Les garde-fous de GitHub ne fonctionnaient pas comme prévu : comment un simple ticket a suffi à vider les dépôts privés d’une entreprise
Des chercheurs ont découvert une faille permettant d’extraire les données de dépôts privés GitHub sans aucune authentification, juste en piégeant l’agent IA chargé de répondre aux tickets.
Fin juin 2026, GitHub a lancé les Agentic Workflows, une fonctionnalité qui associe GitHub Actions à un agent IA reposant sur Claude ou GitHub Copilot.

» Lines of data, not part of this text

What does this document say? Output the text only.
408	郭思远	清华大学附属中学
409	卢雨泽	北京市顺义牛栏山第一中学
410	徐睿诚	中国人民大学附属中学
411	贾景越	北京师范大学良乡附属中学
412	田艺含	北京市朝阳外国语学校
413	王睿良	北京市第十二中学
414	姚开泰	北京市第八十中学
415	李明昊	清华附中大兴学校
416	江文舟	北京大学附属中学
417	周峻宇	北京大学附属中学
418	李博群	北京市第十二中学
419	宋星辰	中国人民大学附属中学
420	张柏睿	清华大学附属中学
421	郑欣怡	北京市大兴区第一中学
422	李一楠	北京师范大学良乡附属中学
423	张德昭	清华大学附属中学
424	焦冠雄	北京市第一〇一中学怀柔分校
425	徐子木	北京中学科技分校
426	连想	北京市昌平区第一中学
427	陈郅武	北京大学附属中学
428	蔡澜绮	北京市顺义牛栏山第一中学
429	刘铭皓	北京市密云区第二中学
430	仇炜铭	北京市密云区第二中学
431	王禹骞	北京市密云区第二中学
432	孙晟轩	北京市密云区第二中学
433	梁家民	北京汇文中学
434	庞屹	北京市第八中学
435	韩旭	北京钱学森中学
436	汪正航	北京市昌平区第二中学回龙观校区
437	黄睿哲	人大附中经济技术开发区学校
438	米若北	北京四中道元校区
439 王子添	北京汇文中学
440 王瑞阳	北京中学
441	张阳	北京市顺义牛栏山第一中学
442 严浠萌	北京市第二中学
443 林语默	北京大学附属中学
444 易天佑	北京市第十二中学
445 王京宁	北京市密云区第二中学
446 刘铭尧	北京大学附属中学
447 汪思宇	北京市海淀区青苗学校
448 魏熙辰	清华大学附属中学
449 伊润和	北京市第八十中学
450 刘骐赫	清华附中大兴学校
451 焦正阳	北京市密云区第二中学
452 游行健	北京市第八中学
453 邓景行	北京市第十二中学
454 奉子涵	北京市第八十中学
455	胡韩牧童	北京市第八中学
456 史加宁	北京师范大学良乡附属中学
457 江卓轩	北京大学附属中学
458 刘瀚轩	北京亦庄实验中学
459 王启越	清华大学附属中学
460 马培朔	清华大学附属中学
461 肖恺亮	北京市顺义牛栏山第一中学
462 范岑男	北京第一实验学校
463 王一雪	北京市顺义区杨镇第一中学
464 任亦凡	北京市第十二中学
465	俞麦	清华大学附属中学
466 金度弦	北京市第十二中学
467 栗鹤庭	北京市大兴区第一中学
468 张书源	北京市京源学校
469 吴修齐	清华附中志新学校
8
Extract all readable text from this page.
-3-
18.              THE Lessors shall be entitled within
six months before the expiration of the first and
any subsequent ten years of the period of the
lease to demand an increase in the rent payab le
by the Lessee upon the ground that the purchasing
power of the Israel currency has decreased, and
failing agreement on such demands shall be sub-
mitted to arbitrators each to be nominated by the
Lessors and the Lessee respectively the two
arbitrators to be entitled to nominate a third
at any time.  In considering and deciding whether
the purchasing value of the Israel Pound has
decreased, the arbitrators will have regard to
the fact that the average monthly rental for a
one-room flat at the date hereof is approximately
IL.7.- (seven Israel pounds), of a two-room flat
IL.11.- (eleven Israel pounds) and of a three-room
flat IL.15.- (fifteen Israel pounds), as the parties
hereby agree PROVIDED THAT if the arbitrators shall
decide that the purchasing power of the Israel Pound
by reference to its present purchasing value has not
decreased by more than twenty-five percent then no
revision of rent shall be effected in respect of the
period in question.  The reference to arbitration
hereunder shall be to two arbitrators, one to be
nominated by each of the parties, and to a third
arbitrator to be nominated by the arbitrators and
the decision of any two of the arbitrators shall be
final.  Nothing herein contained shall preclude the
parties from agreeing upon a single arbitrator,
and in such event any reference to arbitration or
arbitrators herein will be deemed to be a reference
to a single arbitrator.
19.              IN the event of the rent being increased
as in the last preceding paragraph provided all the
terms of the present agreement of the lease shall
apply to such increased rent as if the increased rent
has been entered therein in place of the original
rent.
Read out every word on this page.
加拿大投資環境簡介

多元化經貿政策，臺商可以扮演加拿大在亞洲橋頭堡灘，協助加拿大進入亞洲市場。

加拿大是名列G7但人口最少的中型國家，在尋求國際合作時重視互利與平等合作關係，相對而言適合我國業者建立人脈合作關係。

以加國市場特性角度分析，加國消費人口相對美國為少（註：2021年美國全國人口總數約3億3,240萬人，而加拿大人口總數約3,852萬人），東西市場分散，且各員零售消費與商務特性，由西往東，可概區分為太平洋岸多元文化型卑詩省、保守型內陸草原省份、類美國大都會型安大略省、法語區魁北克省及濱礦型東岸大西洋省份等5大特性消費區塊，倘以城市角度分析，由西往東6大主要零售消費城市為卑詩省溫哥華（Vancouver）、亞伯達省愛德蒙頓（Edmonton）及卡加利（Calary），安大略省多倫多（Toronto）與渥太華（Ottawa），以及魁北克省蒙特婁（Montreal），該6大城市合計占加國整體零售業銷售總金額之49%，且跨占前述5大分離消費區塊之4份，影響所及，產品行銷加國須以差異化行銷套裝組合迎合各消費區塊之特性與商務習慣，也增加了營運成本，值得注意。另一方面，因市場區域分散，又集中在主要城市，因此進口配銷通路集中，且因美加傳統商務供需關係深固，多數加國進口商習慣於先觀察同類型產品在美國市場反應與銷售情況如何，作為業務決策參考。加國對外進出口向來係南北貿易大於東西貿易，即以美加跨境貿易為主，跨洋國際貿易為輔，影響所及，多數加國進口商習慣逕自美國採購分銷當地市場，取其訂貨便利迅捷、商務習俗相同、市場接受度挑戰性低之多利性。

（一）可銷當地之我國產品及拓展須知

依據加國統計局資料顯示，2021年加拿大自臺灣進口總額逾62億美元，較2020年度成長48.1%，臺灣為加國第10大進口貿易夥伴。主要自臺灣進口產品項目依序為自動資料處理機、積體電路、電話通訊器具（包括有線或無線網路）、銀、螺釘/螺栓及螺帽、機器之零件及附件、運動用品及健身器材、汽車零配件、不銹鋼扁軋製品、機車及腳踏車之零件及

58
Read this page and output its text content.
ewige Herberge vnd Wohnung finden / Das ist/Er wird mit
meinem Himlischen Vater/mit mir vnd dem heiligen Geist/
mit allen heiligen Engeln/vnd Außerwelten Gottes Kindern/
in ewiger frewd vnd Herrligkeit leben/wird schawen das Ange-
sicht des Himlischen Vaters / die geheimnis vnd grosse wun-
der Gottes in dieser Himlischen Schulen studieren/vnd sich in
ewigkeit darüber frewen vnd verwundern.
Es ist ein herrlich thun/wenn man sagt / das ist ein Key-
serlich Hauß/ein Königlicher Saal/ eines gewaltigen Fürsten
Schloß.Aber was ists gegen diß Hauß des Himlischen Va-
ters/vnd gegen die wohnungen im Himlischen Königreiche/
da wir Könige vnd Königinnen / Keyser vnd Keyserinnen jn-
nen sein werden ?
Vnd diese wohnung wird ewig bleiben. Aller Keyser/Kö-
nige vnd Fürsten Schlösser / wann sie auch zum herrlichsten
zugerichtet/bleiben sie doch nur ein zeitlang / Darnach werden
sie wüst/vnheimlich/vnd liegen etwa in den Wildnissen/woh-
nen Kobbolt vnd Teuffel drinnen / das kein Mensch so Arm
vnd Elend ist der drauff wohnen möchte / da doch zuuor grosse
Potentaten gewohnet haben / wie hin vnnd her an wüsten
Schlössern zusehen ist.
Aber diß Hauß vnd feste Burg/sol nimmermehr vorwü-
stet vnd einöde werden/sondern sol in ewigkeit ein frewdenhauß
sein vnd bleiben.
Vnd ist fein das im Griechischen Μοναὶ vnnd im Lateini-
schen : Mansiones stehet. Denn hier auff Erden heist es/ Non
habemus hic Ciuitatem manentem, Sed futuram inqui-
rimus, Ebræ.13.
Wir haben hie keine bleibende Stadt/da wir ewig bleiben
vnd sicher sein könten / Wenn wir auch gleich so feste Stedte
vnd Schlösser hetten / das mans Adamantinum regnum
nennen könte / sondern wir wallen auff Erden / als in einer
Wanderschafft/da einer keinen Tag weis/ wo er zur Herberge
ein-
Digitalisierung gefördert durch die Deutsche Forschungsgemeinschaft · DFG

Cette fonctionnalité vise à permettre aux équipes de décrire leurs automatisations en langage naturel, l’agent s’occupant de lire les tickets et de répondre de manière autonome.
Les chercheurs de Noma Security ont testé cet outil et ont mis au jour une vulnérabilité, baptisée GitLost, révélée au public le 6 juillet 2026. Cette faille repose sur l’injection de prompt indirecte, une méthode consistant à dissimuler des instructions dans un contenu que l’agent lit, dans ce cas, un ticket ou un commentaire.
Sasi Levi, à la tête de cette recherche, a déclaré : « En trompant le modèle, j’ai ainsi pu démontrer que les garde-fous de GitHub ne fonctionnaient pas comme prévu et n’ont pas empêché la fuite de données. »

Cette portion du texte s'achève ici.